Compte tenu de ce qui précède, comment prétendre que la mairesse de Magog, madame Vicky May Hamm n’a pas « testé » les dirigeants de la Coop Orford? De plus, précisons que la « préférence » de la Ville de Magog (le conseil de ville) pour la formule coopérative est très claire dans l’énoncé de principe sur l’avenir du centre de ski et sur la mobilisation locale (le 15 février 2010, #83-2010) : la Ville appuie les valeurs (par exemple la prise en charge du milieu) et le mode de gestion de la formule coopérative et non un projet défini, précis et en particulier. Pourquoi le Conseil de Ville de Magog appuie-t-il par principe la formule coopérative? Parce que : L’historique des 25 dernières années nous laisse dans le doute quant à la possibilité pour un promoteur privé d’acheter et de rentabiliser les infrastructures du ski alpin. D’autre part, il est évident pour les trois municipalités impliquées qu’une corporation régionale ou municipale n’est pas une solution envisageable. Il n’appartient pas aux municipalités de gérer les centres de ski, ni de faire porter le fardeau d’un déficit d’opération aux citoyens.(…) Devant ce portrait et l’évidence que ce dossier a grand besoin d’une mobilisation du milieu, les élus et les élues de la Ville de Magog ont décidé de considérer l’alternative proposée par la Coopérative de solidarité du Mont-Orford. (Énoncé de principe de la Ville de Magog, 83-2010)
Conclusion de l’énoncé de principe de la Ville de Magog : « À ce stade, puisque les conditions d’appel d’offres ne sont pas connues, la Ville de Magog n’appuie donc pas un projet défini et précis, mais bien les valeurs et le mode de gestion de la formule coopérative. La Ville de Magog souhaite que le milieu des affaires se rallie autour d’une formule et, si c’est effectivement la volonté du milieu, il pourra compter sur l’entière collaboration de la Ville de Magog. La Ville est prête à se retrousser les manches pour travailler avec les intervenants du milieu autour d’un projet rassembleur, porteur d’avenir, à l’image de notre région. Nous affirmons aujourd’hui notre volonté de faire partie intégrante de la solution. Unissons démocratiquement nos efforts et prenons en main notre destin. » (Énoncé de principe de la Ville de Magog, 83-2010)
Ceci étant dit, nous croyons que le commentaire du journaliste en question est incomplet et porte à confusion. Nous sommes d’accord avec lui que le temps presse et qu’il ne faut pas diviser les gens mais les rallier.
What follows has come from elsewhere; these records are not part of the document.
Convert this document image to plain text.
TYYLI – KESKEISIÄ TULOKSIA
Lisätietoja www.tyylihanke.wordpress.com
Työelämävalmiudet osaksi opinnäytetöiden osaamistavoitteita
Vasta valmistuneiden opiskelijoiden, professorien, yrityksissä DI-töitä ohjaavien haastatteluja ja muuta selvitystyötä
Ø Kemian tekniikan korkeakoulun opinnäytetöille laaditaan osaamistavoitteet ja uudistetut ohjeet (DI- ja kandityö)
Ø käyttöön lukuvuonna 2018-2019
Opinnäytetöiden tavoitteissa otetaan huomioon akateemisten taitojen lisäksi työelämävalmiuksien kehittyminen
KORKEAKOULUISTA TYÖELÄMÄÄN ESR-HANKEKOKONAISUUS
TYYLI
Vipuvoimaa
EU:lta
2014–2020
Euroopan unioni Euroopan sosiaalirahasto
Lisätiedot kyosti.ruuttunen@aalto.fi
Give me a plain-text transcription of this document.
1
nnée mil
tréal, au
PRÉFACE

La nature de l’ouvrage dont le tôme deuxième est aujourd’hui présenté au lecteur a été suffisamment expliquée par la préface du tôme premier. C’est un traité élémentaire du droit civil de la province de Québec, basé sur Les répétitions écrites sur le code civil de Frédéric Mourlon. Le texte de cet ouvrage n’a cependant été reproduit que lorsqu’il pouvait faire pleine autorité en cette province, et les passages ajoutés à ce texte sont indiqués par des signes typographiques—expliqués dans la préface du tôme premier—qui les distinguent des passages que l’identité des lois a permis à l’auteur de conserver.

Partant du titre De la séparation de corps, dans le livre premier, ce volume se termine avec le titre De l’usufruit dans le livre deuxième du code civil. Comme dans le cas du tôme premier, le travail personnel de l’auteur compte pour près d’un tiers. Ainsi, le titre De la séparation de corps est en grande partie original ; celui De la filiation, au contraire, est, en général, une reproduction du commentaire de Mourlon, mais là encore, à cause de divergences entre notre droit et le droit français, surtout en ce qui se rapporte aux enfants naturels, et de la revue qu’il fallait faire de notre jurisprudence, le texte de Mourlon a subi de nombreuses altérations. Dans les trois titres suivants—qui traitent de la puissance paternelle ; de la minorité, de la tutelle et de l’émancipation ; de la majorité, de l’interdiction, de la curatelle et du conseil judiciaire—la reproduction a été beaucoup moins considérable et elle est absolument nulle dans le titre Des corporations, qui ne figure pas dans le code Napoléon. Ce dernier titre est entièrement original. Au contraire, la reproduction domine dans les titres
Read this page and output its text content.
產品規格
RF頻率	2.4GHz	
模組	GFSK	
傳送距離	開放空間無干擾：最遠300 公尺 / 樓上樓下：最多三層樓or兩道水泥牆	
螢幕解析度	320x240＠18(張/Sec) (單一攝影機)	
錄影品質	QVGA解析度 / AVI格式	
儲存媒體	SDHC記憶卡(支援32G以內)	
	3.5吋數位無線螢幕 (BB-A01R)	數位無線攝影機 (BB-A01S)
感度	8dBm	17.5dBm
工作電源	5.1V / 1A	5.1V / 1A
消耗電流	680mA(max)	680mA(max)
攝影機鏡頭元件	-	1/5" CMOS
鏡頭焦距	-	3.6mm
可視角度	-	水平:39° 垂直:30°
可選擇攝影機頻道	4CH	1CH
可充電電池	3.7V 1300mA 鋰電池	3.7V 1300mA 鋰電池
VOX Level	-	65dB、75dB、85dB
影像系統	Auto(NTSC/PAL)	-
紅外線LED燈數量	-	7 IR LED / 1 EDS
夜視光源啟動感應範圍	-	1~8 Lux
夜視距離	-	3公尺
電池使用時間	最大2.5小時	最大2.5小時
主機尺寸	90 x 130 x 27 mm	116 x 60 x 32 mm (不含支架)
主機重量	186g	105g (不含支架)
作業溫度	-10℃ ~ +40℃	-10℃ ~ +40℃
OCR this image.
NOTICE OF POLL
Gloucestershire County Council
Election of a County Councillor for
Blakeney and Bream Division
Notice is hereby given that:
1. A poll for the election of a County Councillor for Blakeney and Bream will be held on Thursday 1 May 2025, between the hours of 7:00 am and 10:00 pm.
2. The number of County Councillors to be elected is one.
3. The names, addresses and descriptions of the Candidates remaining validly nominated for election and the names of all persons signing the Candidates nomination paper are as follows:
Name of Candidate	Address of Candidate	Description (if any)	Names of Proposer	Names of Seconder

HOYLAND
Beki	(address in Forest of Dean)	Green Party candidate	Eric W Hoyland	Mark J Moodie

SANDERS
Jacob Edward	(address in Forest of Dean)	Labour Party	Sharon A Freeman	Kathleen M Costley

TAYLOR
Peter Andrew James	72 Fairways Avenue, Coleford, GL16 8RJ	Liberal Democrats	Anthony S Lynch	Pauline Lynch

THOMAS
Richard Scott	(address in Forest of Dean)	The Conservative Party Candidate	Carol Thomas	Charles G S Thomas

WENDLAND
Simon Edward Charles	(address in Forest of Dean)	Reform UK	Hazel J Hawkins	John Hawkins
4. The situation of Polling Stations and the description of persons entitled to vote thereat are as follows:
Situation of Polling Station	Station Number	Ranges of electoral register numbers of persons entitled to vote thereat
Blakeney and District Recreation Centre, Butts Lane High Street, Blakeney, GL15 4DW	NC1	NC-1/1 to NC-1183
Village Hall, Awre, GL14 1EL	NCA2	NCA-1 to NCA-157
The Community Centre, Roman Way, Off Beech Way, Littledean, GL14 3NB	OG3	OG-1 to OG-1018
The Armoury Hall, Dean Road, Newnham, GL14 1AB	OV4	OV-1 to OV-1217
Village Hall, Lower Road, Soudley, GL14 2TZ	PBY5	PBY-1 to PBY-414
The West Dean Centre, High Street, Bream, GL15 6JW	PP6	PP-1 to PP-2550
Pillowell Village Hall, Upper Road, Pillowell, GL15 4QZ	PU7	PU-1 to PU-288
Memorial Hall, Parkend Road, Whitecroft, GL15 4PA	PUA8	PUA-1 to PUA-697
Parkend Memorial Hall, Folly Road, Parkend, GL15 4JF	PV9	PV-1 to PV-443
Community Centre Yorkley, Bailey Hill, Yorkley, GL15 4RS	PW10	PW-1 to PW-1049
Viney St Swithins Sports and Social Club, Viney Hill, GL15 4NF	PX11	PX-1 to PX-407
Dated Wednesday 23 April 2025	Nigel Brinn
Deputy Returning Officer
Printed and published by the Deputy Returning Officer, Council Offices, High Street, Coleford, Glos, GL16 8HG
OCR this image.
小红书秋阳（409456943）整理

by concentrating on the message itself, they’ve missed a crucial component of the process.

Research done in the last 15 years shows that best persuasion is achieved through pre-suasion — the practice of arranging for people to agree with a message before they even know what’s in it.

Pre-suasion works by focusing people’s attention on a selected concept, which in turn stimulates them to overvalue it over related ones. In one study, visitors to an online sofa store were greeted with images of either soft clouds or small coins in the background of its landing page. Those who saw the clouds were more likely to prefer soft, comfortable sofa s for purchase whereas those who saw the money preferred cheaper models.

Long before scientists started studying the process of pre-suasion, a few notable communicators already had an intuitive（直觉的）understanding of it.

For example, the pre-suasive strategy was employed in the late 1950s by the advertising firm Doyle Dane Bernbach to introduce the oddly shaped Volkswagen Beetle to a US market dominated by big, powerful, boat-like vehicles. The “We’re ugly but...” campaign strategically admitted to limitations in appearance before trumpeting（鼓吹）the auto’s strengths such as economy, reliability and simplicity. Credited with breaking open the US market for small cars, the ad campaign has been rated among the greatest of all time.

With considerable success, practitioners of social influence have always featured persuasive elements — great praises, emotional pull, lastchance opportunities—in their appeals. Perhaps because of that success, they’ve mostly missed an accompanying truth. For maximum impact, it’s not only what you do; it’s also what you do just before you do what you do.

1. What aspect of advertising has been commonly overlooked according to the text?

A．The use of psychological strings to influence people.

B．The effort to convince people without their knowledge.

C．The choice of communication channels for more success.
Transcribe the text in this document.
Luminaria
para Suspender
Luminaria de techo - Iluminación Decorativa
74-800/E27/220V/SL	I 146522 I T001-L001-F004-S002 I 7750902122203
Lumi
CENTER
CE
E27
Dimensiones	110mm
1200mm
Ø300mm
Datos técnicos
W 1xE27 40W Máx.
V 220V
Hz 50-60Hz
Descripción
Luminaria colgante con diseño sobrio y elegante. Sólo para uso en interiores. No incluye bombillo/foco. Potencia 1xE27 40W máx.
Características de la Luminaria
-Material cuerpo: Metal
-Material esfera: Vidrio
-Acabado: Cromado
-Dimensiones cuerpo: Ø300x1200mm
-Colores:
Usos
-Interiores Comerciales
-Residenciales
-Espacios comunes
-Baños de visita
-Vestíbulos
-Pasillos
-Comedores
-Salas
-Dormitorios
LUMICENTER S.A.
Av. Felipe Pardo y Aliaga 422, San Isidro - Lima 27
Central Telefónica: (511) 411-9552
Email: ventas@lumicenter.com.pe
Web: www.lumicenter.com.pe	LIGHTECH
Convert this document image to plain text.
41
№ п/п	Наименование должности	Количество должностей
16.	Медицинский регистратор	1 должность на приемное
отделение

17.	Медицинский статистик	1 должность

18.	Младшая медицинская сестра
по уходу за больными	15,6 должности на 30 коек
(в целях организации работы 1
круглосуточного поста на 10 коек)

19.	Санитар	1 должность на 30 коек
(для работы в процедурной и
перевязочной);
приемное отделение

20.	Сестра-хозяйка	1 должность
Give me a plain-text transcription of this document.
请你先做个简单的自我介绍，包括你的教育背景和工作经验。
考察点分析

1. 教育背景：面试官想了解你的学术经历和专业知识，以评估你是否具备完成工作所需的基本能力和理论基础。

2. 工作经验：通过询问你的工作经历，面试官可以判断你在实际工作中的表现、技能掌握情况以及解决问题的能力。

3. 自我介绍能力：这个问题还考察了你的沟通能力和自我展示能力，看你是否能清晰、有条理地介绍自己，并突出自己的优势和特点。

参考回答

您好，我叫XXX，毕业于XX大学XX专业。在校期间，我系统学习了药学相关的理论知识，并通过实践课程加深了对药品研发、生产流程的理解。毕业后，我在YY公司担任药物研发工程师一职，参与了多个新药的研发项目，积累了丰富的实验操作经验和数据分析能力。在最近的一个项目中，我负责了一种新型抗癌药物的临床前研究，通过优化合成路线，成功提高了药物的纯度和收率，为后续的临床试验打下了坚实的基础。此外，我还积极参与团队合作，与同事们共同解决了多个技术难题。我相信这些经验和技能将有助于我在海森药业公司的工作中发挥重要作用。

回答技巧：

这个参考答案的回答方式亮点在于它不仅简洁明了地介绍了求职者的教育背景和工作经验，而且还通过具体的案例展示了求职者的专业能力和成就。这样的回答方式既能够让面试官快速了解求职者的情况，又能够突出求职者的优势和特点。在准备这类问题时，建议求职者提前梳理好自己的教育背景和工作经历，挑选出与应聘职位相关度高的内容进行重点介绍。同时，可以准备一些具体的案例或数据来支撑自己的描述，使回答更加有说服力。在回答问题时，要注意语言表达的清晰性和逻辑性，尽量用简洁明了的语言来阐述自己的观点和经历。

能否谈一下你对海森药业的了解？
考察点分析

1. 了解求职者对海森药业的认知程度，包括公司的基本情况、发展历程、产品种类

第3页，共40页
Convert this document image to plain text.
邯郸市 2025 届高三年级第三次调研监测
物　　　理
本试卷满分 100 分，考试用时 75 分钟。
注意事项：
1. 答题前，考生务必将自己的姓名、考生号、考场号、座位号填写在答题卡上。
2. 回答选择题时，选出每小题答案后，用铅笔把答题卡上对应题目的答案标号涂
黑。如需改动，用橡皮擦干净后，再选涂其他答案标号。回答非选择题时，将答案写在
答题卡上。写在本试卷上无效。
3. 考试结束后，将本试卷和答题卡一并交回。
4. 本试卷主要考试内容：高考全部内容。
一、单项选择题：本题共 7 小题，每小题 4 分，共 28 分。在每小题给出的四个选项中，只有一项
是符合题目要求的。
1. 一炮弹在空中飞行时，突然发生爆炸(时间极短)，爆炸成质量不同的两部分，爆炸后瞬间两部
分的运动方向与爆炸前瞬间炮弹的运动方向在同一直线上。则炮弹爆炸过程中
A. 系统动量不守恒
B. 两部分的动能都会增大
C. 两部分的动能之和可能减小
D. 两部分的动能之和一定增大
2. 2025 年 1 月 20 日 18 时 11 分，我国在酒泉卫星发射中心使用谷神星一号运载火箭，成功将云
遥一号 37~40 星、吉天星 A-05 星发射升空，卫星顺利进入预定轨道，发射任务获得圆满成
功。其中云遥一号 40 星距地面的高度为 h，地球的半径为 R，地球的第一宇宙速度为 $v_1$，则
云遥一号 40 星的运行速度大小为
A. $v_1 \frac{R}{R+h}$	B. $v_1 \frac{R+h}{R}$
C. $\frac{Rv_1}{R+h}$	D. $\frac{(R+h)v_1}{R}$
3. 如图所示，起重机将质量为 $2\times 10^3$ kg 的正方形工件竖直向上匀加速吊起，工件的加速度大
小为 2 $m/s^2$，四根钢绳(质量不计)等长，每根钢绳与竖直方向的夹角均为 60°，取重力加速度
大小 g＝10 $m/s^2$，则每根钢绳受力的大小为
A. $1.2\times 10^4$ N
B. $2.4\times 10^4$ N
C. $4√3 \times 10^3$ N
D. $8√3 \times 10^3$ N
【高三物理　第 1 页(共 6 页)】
Depuis septembre 2006, la Coopérative du Mont-Orford travaille à construire un projet rassembleur, un projet qui permettra aux forces vives de la région, citoyens, commerçants, personnes d’affaires et municipalités d’unir les idées et les actions en vue de dénouer l’impasse qui perdure encore. C’est ce que cautionne la Ville de Magog par son énoncé de principe.
Par conviction et avec les moyens très réduits que nous avons, à coup de bénévolat, de rencontres, d’explications, d’argumentation, face à des préjugés tenaces (près du mépris parfois), à des commentaires de toutes sortes et à une évidente incompréhension du modèle coopératif lui-même, nous continuons le travail de promotion et de mise en œuvre d’une réponse à l’appel d’offres qui nous est présenté actuellement. Que l’on ne nous reproche pas d’avoir fait nos devoirs et de rendre le plus transparent possible le processus de construction d’un projet audacieux.
Pour reprendre les mots de conclusion de Monsieur Larochelle, ce n’est pas l’urgence qui crée l’intelligence, ce sont les gens qui, réunis ensemble, créent une dynamique intelligente de résolution de problèmes, au point parfois de développer des savoirs nouveaux. Voilà le projet auquel nous sommes tous conviés.